Scientists Want To Use Christ’s ‘Crown Of Thorns’ Tree To Reclaim Deserts
Israeli scientists claim they can use the Christ’s Thorn Jujube tree, believed to be the source of Jesus’ crown of thorns, to fight against desertification.
The tree, Ziziphus Spina-Christi, is a “pioneer species” in the fight against desertification since it can withstand extreme temperatures and lack of water, scientists studying climate change in Israel said, according to Reuters. They intend to plant the tree throughout the hills of Israel, so they can retain the ability of photosynthesis even when exposed to solar radiation and high temperatures that would damage other plants. The trees have deep root systems that can find water beneath lands seemingly completely dry.
“It’s one of the few species that we can plant on these slopes that have nothing on them,” Israel’s Volcani Agricultural Research Centre Dr. Shabtai Cohen told Reuters. “We only know maybe one or two other species that can do that.”

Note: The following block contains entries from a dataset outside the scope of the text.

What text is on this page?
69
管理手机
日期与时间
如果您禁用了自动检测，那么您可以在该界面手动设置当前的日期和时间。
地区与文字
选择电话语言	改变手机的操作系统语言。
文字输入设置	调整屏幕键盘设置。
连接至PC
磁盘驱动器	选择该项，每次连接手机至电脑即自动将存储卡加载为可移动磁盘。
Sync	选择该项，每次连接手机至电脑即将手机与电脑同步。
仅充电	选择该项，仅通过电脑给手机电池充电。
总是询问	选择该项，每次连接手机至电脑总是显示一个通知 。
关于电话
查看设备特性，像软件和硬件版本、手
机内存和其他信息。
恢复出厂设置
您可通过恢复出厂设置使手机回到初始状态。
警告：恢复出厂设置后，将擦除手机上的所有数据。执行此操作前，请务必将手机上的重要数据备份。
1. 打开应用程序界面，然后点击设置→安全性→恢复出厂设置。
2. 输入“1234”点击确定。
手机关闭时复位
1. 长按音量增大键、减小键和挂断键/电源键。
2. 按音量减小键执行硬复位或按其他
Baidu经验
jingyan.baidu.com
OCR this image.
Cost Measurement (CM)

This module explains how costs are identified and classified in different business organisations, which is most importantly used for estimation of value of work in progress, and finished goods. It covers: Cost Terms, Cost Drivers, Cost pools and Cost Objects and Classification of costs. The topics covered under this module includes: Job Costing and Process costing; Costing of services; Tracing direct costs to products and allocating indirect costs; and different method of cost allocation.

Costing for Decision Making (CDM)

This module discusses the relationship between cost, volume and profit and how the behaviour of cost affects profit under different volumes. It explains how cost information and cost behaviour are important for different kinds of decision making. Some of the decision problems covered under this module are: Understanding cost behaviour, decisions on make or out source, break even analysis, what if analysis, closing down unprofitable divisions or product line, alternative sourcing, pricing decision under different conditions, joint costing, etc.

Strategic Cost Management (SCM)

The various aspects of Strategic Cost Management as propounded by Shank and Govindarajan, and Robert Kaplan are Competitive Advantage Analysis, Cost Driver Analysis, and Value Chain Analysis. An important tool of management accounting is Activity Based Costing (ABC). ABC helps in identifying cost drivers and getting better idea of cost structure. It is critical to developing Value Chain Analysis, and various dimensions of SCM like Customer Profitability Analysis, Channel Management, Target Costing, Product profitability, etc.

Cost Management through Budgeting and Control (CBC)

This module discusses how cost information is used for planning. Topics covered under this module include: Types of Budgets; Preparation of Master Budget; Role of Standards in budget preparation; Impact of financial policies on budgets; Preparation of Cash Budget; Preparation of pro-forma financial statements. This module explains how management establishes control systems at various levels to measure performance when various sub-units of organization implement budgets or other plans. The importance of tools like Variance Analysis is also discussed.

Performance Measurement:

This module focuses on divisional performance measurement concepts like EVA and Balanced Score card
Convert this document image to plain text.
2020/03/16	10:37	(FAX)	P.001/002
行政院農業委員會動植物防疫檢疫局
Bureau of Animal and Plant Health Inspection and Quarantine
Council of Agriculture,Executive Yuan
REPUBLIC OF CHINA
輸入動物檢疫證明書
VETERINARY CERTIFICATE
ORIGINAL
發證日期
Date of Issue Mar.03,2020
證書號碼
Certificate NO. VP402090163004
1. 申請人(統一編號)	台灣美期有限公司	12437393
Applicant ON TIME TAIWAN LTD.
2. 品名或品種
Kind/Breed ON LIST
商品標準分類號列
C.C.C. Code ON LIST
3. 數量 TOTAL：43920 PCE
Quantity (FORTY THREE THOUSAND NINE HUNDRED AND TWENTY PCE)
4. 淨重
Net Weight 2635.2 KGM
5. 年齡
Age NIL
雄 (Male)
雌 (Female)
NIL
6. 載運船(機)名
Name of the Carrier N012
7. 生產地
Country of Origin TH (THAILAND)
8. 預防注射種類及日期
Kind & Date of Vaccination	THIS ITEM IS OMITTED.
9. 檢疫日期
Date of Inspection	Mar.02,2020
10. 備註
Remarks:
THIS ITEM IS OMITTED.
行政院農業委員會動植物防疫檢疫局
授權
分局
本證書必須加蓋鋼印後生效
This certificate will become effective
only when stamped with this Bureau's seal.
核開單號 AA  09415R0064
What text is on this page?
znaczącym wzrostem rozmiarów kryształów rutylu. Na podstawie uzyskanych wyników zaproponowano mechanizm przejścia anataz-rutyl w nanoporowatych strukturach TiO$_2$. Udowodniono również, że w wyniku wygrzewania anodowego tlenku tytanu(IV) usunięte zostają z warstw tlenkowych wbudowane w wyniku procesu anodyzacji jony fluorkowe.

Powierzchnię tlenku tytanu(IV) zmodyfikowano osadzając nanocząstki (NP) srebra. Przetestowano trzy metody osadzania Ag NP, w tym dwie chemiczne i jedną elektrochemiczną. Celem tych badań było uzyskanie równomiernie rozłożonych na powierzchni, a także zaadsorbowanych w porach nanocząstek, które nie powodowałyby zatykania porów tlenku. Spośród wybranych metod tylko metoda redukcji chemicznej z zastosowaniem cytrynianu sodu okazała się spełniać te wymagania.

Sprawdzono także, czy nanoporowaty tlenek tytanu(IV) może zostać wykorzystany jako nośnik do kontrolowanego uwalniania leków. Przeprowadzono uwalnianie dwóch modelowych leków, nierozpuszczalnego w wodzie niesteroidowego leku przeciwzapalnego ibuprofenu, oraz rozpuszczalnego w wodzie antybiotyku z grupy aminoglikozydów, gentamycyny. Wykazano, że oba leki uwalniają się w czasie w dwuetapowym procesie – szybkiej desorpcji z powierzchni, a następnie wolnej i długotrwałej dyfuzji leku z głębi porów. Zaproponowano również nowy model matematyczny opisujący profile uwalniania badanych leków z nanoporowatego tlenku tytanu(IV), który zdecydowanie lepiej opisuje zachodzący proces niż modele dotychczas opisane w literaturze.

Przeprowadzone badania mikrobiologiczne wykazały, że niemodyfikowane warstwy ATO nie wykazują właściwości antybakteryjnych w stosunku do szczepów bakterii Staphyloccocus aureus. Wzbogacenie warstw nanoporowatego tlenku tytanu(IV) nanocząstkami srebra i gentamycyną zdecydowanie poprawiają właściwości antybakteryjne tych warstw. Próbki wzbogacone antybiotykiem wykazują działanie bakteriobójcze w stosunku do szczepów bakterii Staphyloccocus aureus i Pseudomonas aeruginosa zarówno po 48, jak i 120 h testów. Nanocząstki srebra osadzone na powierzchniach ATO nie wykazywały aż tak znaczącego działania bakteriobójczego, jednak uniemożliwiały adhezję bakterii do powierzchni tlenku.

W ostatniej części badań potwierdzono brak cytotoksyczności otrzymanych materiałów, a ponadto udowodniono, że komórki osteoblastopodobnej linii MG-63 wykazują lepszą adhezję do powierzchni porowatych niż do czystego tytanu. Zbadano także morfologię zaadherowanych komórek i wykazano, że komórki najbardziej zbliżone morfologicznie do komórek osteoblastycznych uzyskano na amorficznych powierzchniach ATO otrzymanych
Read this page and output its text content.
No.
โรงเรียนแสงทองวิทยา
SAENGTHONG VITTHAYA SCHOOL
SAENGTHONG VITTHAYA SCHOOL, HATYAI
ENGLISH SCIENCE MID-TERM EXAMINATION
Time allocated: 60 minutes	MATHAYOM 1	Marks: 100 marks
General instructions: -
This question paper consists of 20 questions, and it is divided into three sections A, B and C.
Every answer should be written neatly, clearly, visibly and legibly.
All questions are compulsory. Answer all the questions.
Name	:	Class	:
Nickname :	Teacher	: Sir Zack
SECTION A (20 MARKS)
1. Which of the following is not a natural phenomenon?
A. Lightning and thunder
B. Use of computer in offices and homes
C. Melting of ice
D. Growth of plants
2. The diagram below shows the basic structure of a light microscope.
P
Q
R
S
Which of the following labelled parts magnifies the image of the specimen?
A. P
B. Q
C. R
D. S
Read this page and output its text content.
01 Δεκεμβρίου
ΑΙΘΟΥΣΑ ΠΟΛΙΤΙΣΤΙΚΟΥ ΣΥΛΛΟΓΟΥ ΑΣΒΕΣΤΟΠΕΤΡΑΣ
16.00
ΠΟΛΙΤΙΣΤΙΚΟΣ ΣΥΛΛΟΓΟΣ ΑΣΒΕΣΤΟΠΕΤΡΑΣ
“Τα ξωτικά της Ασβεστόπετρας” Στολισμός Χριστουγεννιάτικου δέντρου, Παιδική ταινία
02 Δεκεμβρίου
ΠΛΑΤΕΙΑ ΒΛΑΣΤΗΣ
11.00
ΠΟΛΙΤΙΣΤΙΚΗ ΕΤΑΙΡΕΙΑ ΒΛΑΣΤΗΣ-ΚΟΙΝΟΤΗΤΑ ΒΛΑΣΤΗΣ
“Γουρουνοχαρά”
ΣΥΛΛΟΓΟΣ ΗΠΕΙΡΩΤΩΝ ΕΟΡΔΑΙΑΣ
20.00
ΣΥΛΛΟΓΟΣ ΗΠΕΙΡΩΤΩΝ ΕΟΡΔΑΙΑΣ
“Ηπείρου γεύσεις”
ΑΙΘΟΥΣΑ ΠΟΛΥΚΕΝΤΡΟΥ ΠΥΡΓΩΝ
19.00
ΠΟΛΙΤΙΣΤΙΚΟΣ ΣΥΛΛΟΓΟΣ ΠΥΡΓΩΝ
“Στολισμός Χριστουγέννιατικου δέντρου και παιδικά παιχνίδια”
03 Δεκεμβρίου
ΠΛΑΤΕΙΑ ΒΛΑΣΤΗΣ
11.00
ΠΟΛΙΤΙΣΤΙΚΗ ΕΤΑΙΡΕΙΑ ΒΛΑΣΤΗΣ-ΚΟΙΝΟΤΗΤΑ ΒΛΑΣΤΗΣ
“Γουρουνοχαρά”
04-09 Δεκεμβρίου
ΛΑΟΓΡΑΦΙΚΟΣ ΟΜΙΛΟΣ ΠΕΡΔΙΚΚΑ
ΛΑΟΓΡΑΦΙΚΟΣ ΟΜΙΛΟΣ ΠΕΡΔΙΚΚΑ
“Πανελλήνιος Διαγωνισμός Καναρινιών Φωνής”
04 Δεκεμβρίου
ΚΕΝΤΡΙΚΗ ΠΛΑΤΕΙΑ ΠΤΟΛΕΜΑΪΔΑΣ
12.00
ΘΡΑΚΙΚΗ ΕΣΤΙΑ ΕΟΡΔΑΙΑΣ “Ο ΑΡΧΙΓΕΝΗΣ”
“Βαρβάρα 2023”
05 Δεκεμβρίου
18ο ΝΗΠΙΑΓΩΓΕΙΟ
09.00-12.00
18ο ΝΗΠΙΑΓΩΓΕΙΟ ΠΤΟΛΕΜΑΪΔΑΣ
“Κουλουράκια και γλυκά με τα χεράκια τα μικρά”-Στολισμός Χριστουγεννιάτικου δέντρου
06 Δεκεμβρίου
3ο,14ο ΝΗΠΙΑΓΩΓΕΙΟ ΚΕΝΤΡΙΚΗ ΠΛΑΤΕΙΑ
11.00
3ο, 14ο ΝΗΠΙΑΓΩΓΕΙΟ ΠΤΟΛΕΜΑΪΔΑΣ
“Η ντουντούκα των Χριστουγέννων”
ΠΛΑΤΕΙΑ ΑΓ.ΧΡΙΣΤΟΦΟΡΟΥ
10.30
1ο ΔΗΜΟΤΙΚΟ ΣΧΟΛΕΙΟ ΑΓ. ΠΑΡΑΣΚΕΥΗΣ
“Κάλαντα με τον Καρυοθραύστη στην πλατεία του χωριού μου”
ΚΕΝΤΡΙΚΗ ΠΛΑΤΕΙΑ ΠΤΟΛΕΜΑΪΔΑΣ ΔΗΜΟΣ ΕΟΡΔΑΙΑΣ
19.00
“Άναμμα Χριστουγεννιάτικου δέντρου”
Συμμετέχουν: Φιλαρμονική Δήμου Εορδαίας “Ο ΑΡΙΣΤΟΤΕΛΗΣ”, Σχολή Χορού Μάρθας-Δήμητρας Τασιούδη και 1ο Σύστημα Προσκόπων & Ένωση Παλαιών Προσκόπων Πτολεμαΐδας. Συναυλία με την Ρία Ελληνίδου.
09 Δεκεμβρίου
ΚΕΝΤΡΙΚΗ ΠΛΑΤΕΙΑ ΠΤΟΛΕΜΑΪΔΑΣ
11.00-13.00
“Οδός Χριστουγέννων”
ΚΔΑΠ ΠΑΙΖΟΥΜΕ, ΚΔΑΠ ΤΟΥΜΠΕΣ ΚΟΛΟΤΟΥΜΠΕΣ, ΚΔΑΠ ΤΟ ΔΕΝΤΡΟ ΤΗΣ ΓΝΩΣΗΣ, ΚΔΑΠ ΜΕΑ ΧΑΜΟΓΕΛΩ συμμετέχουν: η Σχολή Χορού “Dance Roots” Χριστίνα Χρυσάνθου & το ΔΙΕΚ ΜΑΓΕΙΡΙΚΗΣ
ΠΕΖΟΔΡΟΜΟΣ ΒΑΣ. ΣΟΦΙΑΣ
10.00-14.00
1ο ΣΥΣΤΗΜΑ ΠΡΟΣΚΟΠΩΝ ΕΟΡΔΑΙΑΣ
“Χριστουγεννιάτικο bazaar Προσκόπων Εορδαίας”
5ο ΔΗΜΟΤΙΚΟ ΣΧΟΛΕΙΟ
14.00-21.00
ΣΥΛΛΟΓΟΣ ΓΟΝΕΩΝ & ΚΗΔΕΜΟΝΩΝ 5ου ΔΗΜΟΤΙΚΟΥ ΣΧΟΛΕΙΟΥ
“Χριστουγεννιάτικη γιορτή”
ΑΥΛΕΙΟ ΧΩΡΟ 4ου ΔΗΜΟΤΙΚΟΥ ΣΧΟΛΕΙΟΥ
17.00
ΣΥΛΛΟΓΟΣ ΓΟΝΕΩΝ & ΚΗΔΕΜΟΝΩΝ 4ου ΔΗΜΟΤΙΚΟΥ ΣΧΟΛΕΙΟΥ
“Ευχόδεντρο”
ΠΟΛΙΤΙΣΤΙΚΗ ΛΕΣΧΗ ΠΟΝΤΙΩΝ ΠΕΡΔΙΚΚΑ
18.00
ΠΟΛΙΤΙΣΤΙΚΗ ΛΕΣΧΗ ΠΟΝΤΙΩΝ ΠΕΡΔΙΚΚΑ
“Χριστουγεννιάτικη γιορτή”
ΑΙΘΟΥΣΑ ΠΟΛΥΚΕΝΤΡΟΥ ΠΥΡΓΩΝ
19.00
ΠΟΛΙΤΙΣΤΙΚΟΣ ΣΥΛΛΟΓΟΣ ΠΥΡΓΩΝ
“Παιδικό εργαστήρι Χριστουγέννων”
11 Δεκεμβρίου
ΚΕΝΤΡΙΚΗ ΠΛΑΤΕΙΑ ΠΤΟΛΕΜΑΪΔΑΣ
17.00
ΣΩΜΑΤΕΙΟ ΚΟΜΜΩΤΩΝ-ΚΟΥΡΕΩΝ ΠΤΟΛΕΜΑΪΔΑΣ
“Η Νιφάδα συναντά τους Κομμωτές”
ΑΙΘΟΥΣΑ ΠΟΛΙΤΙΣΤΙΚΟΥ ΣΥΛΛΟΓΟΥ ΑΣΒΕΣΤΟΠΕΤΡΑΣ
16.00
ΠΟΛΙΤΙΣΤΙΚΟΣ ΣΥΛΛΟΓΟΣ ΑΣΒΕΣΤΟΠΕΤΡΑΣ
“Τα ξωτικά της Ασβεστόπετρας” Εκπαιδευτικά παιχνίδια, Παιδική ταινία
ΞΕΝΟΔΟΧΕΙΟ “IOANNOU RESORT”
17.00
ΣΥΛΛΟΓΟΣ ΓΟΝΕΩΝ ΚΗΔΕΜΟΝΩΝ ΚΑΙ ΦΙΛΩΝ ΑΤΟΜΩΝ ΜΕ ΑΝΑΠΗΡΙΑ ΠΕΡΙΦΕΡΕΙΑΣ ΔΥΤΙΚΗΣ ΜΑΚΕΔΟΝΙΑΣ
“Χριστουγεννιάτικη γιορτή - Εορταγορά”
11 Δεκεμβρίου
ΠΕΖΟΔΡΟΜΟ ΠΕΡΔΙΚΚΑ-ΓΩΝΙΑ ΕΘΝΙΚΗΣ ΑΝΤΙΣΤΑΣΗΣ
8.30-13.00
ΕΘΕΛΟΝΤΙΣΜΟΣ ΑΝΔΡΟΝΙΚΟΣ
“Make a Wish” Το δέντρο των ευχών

Cohen and other scientists hope to use the tree to populate desert areas with new foliage and other hardy botanical species, he said. That new foliage, bred with the help of the Christ’s Thorn Jujube, will ideally aid in reviving the land. Much of the crown attributed to the tree is associated with the story of Christ’s death, resurrection and the new life Christians believe is offered to humanity through Christ.
Scholars proffered several different plants as possible sources for the materials Roman soldiers used to make the crown of thorns they placed on Jesus’ head to mock him before his crucifixion. Most Biblical scholars, however, suggest the Christ’s Thorn Jujube as the likely source.
The tree is mentioned not only in Christian traditions but in Muslim traditions as well. The Quran mentions the tree four times by its older name, the Sidr. Those who lived in Israel and the surrounding lands used the tree for medicinal purposes and sometimes made bread out of the tree’s fruits.
“Studying its attributes and its traits is going to help us to breed species that we want in the future,” Cohen told Reuters.